Sunday, June 2, 2013

The Jungle

TheJungleSinclair.jpg    The Jungle, by Upton Sinclair, begins with the wedding of two Lithuanian immigrants, Ona Luzoskiate and Jurgis Rukdus (I probably butchered their names, no pun intended), near the meatpacking district of Chicago in 1906. Many of the guests gorge themselves with food without paying. Ona becomes concerned about how much the wedding will cost them, and Jurgis vows to pick up another job to make extra cash. However, the jobs in the meatpacking district of Chicago pay far below any reasonable minimum wage, and the workers suffer from horrible conditions, as the companies put profit ahead of worker safety.
    Jurgis and his family go on a tour of the meatpacking district, and even the shocking images there of the animals suffering and being slaughtered in the abattoirs were enough to dwindle Jurgis' optimism. It is revealed that the government inspector that is supposed to supervise the carcasses and check for diseases, such as tuberculosis, often lets several of them go unchecked, out of sheer laziness. The spoiled meat is doctored in secret before it is sent to the canning department.
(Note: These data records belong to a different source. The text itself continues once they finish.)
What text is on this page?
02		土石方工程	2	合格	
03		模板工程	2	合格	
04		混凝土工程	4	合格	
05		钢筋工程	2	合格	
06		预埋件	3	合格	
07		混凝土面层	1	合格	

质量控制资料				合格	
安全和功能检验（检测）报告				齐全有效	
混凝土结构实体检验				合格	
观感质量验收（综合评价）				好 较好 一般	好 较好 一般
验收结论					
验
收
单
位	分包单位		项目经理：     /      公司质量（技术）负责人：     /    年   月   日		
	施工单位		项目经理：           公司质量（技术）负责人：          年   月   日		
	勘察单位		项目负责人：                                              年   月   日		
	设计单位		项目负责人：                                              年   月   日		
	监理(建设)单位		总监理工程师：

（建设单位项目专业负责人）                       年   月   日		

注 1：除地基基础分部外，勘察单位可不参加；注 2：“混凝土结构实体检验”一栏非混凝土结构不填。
WARNING: THE FOLLOWING MAY BE SOMEWHAT GRAPHIC IN CERTAIN PARTS, DEPENDING ON WHO YOU ARE
     Jurgis' first job is sweeping the entrails of slaughtered cattle and pigs through trapdoors. Although the stench is horrendous, he earns just over two dollars for every twelve hour work shift. Jurgis even ends up enjoying his job, and he doesn't understand how the other workers hate their jobs and bosses. He does not join the labor union, which is lobbying for a reduction in the fast work pace. He believes the other workers are quite simply lazy. Jurgis also discovers that a lot of unfit meat, including calf fetuses and animals that had died of disease, were slaughtered and packed along with the rest of the meat.
    As winter approaches, many of the workers in Packingtown die from hypothermia on the meatpacking production line, literally, their bodies right next to the bodies of slaughtered cattle. The companies failed to provide the workers with adequate heating. Many of the workers also die from disease on the production line. So imagine that, dead people with diseases in their body in an abattoir. There were also some people whose limbs and phalanges fell in to some of the meat... and it was canned with the meat...
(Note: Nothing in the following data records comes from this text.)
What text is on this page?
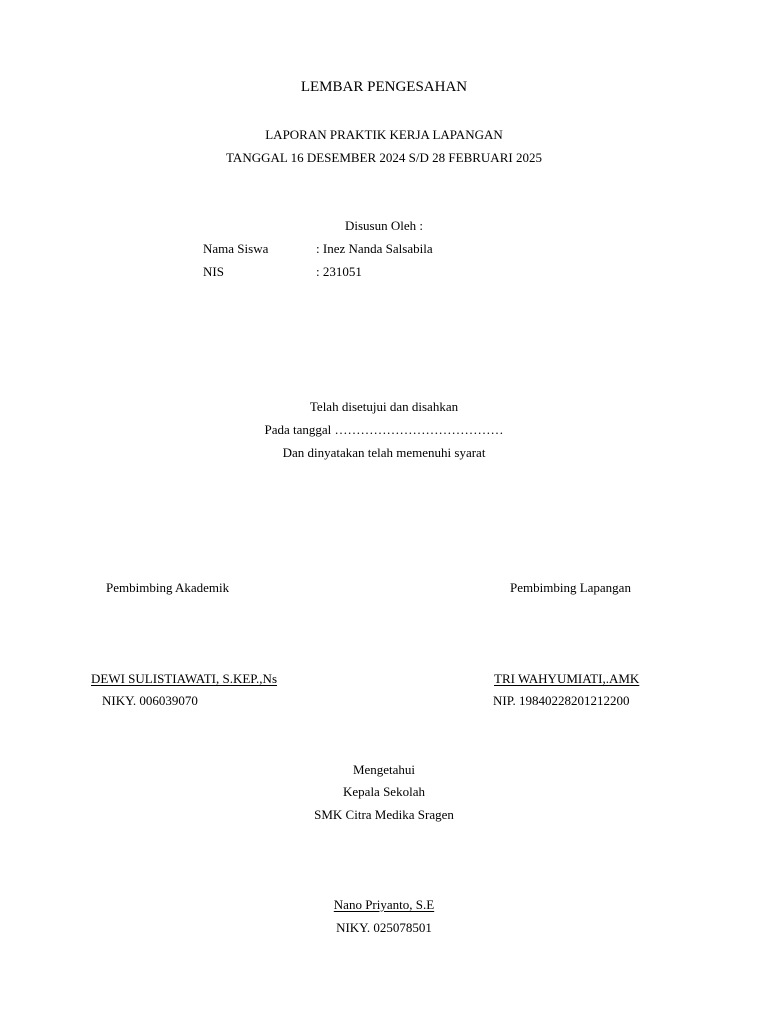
LEMBAR PENGESAHAN
LAPORAN PRAKTIK KERJA LAPANGAN
TANGGAL 16 DESEMBER 2024 S/D 28 FEBRUARI 2025
Disusun Oleh :
Nama Siswa	: Inez Nanda Salsabila
NIS	: 231051
Telah disetujui dan disahkan
Pada tanggal …………………………………
Dan dinyatakan telah memenuhi syarat
Pembimbing Akademik	Pembimbing Lapangan
DEWI SULISTIAWATI, S.KEP.,Ns	TRI WAHYUMIATI,.AMK
NIKY. 006039070	NIP. 19840228201212200
Mengetahui
Kepala Sekolah
SMK Citra Medika Sragen
Nano Priyanto, S.E
NIKY. 025078501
    The real estate company has also trapped the family in a scheme involving a house that was advertised as a for sale, but given to them as a rental. Their wedding has also put them over one hundred dollars in debt. The house they were given was also not in the condition in which it was advertised, and is somewhat overpriced.
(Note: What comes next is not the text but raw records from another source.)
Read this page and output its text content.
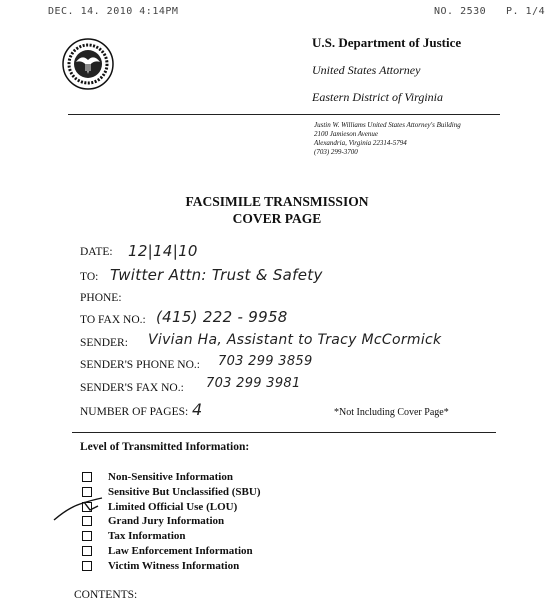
DEC. 14. 2010 4:14PM	NO. 2530 P. 1/4
U.S. Department of Justice
United States Attorney
Eastern District of Virginia
Justin W. Williams United States Attorney's Building
2100 Jamieson Avenue
Alexandria, Virginia 22314-5794
(703) 299-3700
FACSIMILE TRANSMISSION
COVER PAGE
DATE: 12|14|10
TO: Twitter Attn: Trust & Safety
PHONE:
TO FAX NO.: (415) 222 - 9958
SENDER: Vivian Ha, Assistant to Tracy McCormick
SENDER'S PHONE NO.: 703 299 3859
SENDER'S FAX NO.: 703 299 3981
NUMBER OF PAGES: 4	*Not Including Cover Page*
Level of Transmitted Information:
Non-Sensitive Information
Sensitive But Unclassified (SBU)
Limited Official Use (LOU)
Grand Jury Information
Tax Information
Law Enforcement Information
Victim Witness Information
CONTENTS:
    Okay, I-I'm sorry, but I can't write the summmary anymore. The book was just so... informative... I honestly believe that it was necessary, because had it not been published, there would be no FDA. There would also be no laws about worker conditions. But it also made me physically ill to read, I'm not exaggerating. Even writing this is making my hands shake. I also did some research on the book, and the president, Theodore Roosevelt, called Sinclair a 'crackpot' for his socialist point of view. I also was surprised at how the immigrants were treated, and it is somewhat sad, because even though we don't do THIS (all of the above) to immigrants today, we still often treat them as second class citizens, which is wrong no matter who you are. I would have to give this book an A+ for informing the public, but also a B+ for making me sick. So that averages out to about an A- I think. I definitely recommend it if you have a strong stomach.